We will build your tool according to the instructions that you provide us, and then install/run it, just like an end user would.
We are going to make sure that this tool is a pleasure to use:
- Interactively
- For "one shot" computations
- In pipelines
We are going to look for attention to polish and creature comforts. A good help function, nice looking console displays, a nice interactive mode, etc. It should be a pleasure to use, and should not feel like a toy.

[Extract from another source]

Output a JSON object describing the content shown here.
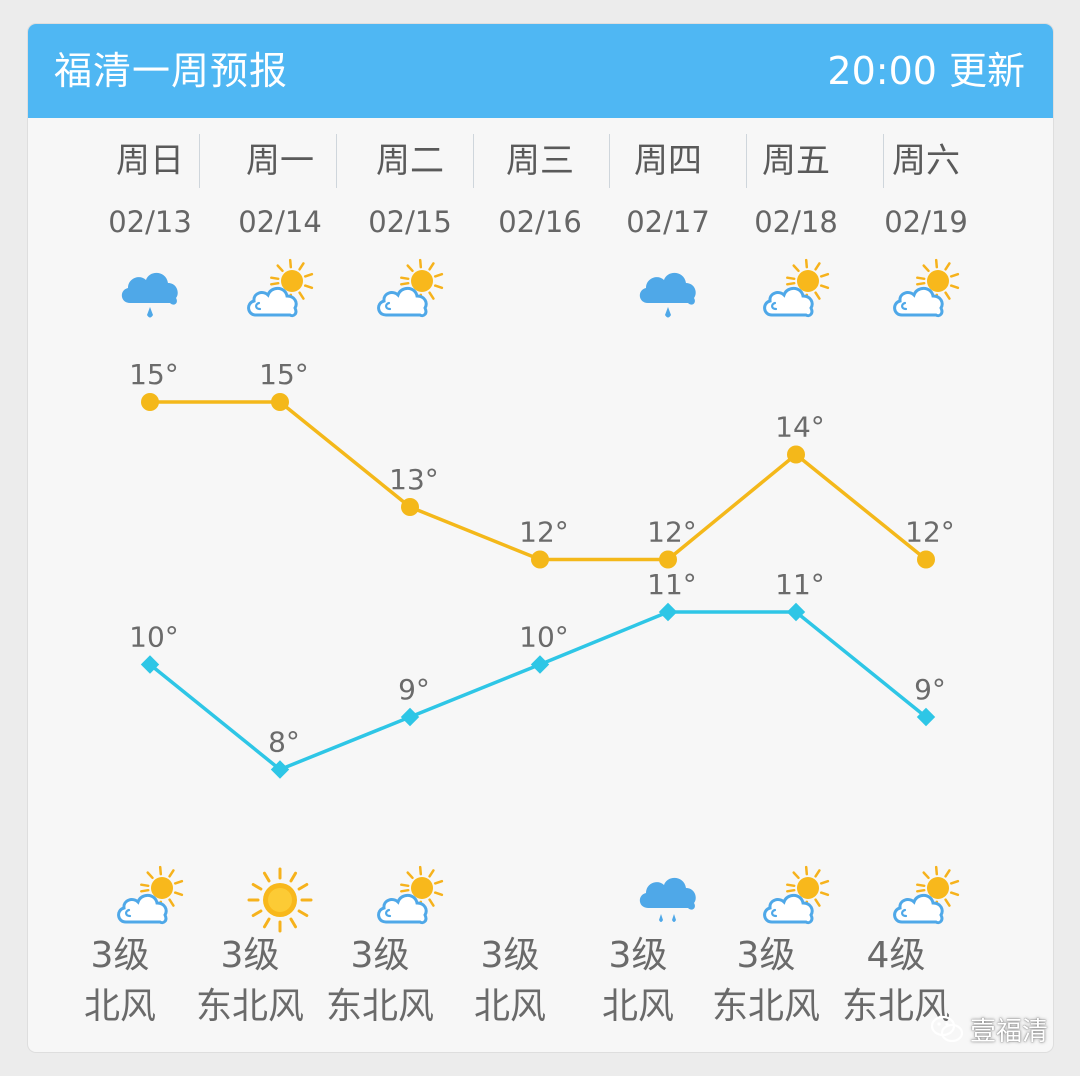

One developer was able to build a reference implementation that met these requirements in about 4 hours of focused attention. This resulted in about 350 SLOC of python.
Many people could get a basic four-function calculator working in a few minutes, so this may seem like lot of time for a simple project. The bulk of the time was spent fleshing out the user experience details that make this great, sweating the edge cases, and testing the various situations in which a unix user would expect for this tool to work.